As described on various sources, the Nagle algorithm basically batches small TCP requests into a single larger request. Batching occurs on a per-connection basis.
Most WCF transmissions that I've seen in a professional context of are small blocks of data, sent by a single thread and mostly two-way. I understand that this is not really the ideal situation for the Nagle algorithm.
So... Is my conclusion correct, that it's best to simply always disable it when working with WCF or SOAP, regardless of the context?
Nagle's algorithm is used to optimize the data transfer by consolidating multiple small request bytes into a single TCP segment so that the ratio of header data to payload is more efficient. TCP headers take up 40 bytes, and there are plenty of applications that can emit a single byte of payload.
Nagle's algorithm is a TCP optimization that makes the stack wait until all data is acknowledged on a connection before sending more data. This process, called "nagling", increases the efficiency of a network application system by decreasing the number of packets that must be sent.
As I understand it, Nagle's algorithm only essentialy helps when the data is streamed in small chunks at a rate falling short of network throughput. For example, if it is a video feed or constant output from some hardware sensor (where real time does not matter, but history does). Imagine the extreme case - all of this data being sent without Nagle's Algorithm byte-by-byte, essentially multiplying the traffic by 41.
On the contrary, when the data is written in one large chunk (SOAP request) and then received in one large chunk (SOAP response), it is of course not useful and even harmful (due to delays). Hence the advices to tourn it off.

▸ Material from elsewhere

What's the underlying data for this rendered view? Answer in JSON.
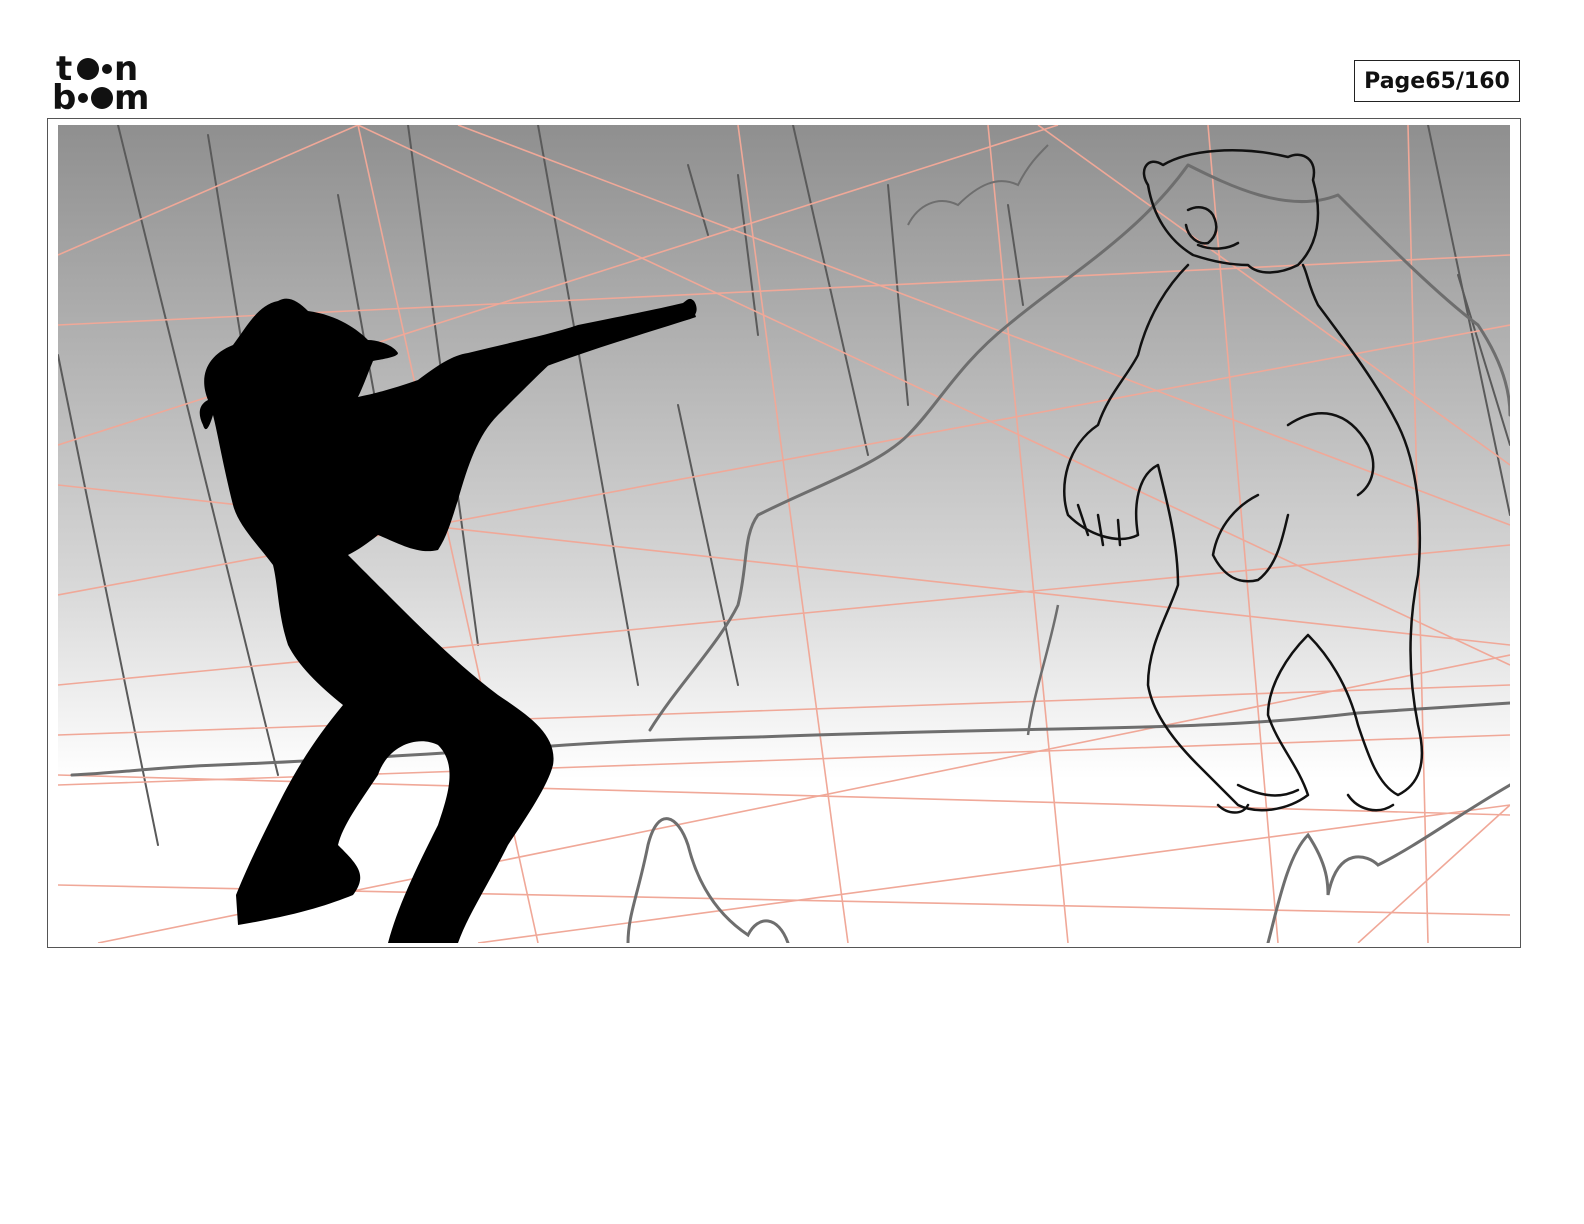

So, one can conclude that Nagle's algorighm should be left on for streaming applications (file, video, constant data feed) unless real-time processing matters (console terminal). It is basically a "code of good conduct" for application to not clog the channel with useless traffic (this may be an issue in large datacenters with heavy network load). If the communication is done in request-response mode (i.e.: all data is written in buffer at once - so Nagle's algorithm is not effective), you can turn it off by default.
Nagle should be turned off for protocols that use a lot of small-sized (at TCP/HTTP level) messages. I don't think it's ok to do this always.

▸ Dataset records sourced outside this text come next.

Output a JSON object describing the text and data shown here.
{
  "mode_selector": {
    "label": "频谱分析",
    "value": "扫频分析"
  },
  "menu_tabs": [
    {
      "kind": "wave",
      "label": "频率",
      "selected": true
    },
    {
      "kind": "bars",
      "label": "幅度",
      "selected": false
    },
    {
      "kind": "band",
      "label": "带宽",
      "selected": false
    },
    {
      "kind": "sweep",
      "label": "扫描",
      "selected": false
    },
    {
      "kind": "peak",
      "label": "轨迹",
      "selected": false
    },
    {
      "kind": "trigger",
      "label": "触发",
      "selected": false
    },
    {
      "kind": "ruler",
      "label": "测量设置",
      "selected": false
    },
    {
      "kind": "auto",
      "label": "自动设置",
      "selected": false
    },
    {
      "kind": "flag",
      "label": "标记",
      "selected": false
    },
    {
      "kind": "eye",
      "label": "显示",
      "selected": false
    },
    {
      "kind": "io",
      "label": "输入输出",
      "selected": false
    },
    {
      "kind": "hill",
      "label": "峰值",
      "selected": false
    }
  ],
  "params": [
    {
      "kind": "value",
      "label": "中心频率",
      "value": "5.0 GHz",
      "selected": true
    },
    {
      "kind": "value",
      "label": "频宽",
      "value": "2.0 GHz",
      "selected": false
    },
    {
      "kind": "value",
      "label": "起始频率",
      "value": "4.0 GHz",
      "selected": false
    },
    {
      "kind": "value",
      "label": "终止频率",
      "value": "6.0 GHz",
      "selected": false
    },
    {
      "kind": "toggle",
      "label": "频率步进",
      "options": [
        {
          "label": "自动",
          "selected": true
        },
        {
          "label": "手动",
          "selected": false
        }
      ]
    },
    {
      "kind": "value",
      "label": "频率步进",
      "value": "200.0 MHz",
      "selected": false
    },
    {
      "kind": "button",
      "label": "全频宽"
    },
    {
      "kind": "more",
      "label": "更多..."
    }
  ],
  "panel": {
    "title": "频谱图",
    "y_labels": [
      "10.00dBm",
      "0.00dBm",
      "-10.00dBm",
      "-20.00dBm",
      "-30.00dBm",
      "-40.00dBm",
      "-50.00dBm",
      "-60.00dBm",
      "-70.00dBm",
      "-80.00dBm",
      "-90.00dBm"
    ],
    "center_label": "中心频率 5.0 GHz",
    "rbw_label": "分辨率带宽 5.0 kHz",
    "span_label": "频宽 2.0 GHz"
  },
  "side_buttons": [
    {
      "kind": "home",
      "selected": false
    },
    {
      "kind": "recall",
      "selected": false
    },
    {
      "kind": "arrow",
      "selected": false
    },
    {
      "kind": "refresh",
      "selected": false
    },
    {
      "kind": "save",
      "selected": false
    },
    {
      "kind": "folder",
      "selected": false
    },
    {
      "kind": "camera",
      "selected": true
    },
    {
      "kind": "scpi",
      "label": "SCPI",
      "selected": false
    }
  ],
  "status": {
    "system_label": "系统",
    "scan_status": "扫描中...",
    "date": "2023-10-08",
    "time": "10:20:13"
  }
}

Please also note WCF does not necessarily means SOAP. It depends on the bindings used. The message size also depends on the encoding used. WCF is very configurable.
WCF can use for example JSON. So let's say you build a server application on WCF+JSON+REST, and the average JSON payload is small (say, less than 1500 bytes, which means ~1500 characters since JSON is using UTF-8 by default), than, it's probably worth it.

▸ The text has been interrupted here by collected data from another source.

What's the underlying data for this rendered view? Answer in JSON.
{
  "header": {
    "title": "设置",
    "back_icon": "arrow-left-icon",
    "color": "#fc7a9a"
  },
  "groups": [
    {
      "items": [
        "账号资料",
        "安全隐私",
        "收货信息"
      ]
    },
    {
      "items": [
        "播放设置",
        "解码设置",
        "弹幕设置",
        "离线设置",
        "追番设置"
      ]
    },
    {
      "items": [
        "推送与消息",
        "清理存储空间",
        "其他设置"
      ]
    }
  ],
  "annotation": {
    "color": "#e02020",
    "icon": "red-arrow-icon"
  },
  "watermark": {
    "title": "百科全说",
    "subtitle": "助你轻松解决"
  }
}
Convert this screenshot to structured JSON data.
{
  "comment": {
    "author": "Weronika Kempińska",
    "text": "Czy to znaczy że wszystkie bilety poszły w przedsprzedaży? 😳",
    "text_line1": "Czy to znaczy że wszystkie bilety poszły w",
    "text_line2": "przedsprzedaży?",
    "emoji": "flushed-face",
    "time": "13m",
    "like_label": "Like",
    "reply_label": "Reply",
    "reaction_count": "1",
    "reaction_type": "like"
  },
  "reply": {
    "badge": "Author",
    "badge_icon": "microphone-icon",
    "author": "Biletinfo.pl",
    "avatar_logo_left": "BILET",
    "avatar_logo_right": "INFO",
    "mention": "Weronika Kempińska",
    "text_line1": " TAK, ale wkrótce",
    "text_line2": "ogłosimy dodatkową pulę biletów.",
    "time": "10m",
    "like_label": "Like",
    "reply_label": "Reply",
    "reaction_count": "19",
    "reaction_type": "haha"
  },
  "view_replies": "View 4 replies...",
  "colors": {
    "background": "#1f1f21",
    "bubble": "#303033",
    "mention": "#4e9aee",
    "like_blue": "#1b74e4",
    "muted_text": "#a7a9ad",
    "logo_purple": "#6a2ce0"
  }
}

But, if your application is using a SOAP binding and you measure that the average message size is more than 1500 bytes (which seems frankly possible with SOAP XML payloads), than it's not worth it.
So, you really need to measure things before taking a decision IMHO - like the Azure guys did, well, maybe they did it after :-). One simple way to measure HTTP message size is to use Fiddler2, especially the statistics tabs (select all message, it will give you the total number of frames, and the total number of bytes).